Which dentistry roles require DBS Checks?
Each dental practice and dental practitioner needs to decide which DBS Checks are appropriate for the different roles within the dental practice. Most dentistry roles will require a Standard or Enhanced DBS Check as they are responsible roles and often include safeguarding concerns.
The types of dentistry roles that need a Standard or Enhanced DBS Check are dentists, dental nurses, and dental technicians. In some cases, front-of-house employees such as receptionists may also need a DBS Check, but they may only require a Basic DBS Check.

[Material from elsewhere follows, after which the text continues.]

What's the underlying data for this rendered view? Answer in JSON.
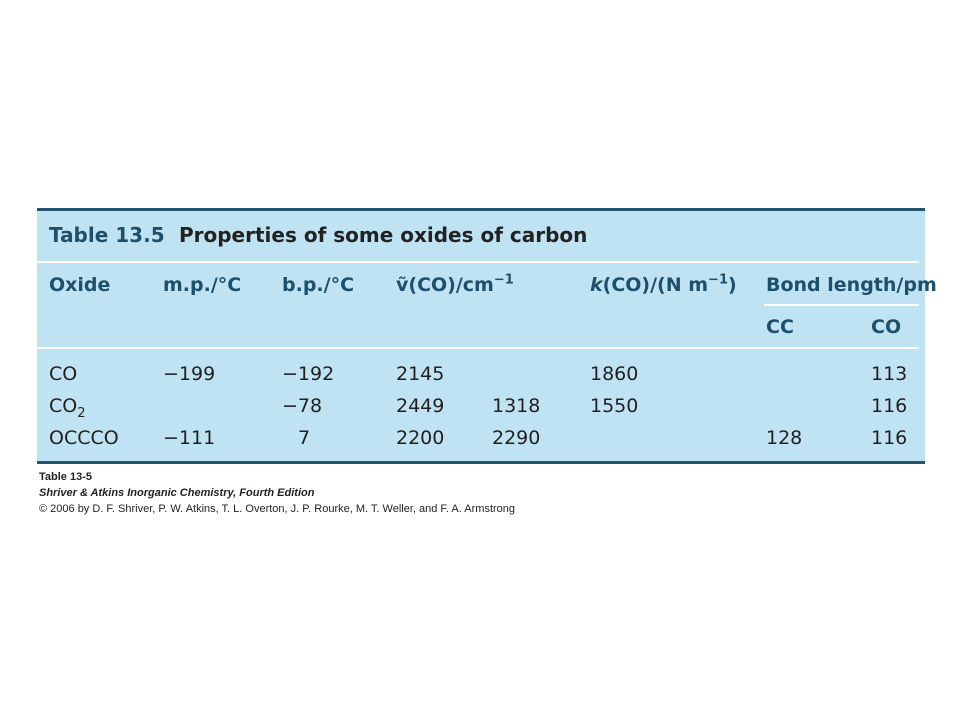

New dentists that are applying to work for NHS England will need to submit an application for an Enhanced DBS Check. In other words, all NHS dentists are required to get an Enhanced DBS Check.
An Enhanced DBS Check reveals any spent or unspent convictions, cautions, warnings, and reprimands that are on an individual’s criminal record.
There is an exemption from the rule that all NHS dentists need an Enhanced DBS Check before starting their role.
Vocational dental practitioners may be accepted as NHS dentists without one, but they will need to get an Enhanced DBS Certificate within two months of starting.
What is the difference between the different levels of DBS Check?
Basic DBS Checks reveal only unspent convictions and conditional cautions.
Standard DBS Checks reveal spent and unspent convictions, cautions, warnings, and reprimands.
Enhanced DBS Checks also reveal spent and unspent convictions, cautions, warnings, and reprimands, as well as any additional relevant information and notes that are held in local police records.
In certain cases, particularly regulated activities, employers and organisations such as the NHS need to also request a DBS barred list check, which involves searching through the DBS barred list to make sure that the individual is not banned from working with children or vulnerable adults due to the nature of past crimes.
A regulated activity is one that involves direct, unsupervised contact with children or vulnerable adults on a frequent basis (four or more types over a thirty day period).
Do dentists need a new DBS Check if they change jobs?
If a dentist moves from one practice to another, it is recommended that they get an up to date DBS Check.
However, if the dentist is moving from one role to another in the same practice, they may not need a new DBS Check and it depends on the policy of the dental practice.
Ideally, anyone applying to be a dentist or dental worker, or changing jobs from one practice to another, should submit an application for a DBS Check. They should also disclose any convictions, cautions, warnings, or reprimands that exist on their criminal record before submitting the application, to show that they are honest.
Summary of DBS Checks for dentists and dental workers
Anybody that works as a dentist for the NHS is required to get an Enhanced DBS Check in order to be accepted. They may also need a barred list check if the role is classed as a regulated activity.
If they are not working for the NHS, then DBS requirements will depend on the policy of the private dental practice. In general, most practices will ask for either a Standard or Enhanced DBS Check for dentists.
Dental workers other than dentists, such as technicians and hygienists may need a DBS Check too. Receptionists may not need a DBS Check or they may only be requested to get a Basic DBS Check.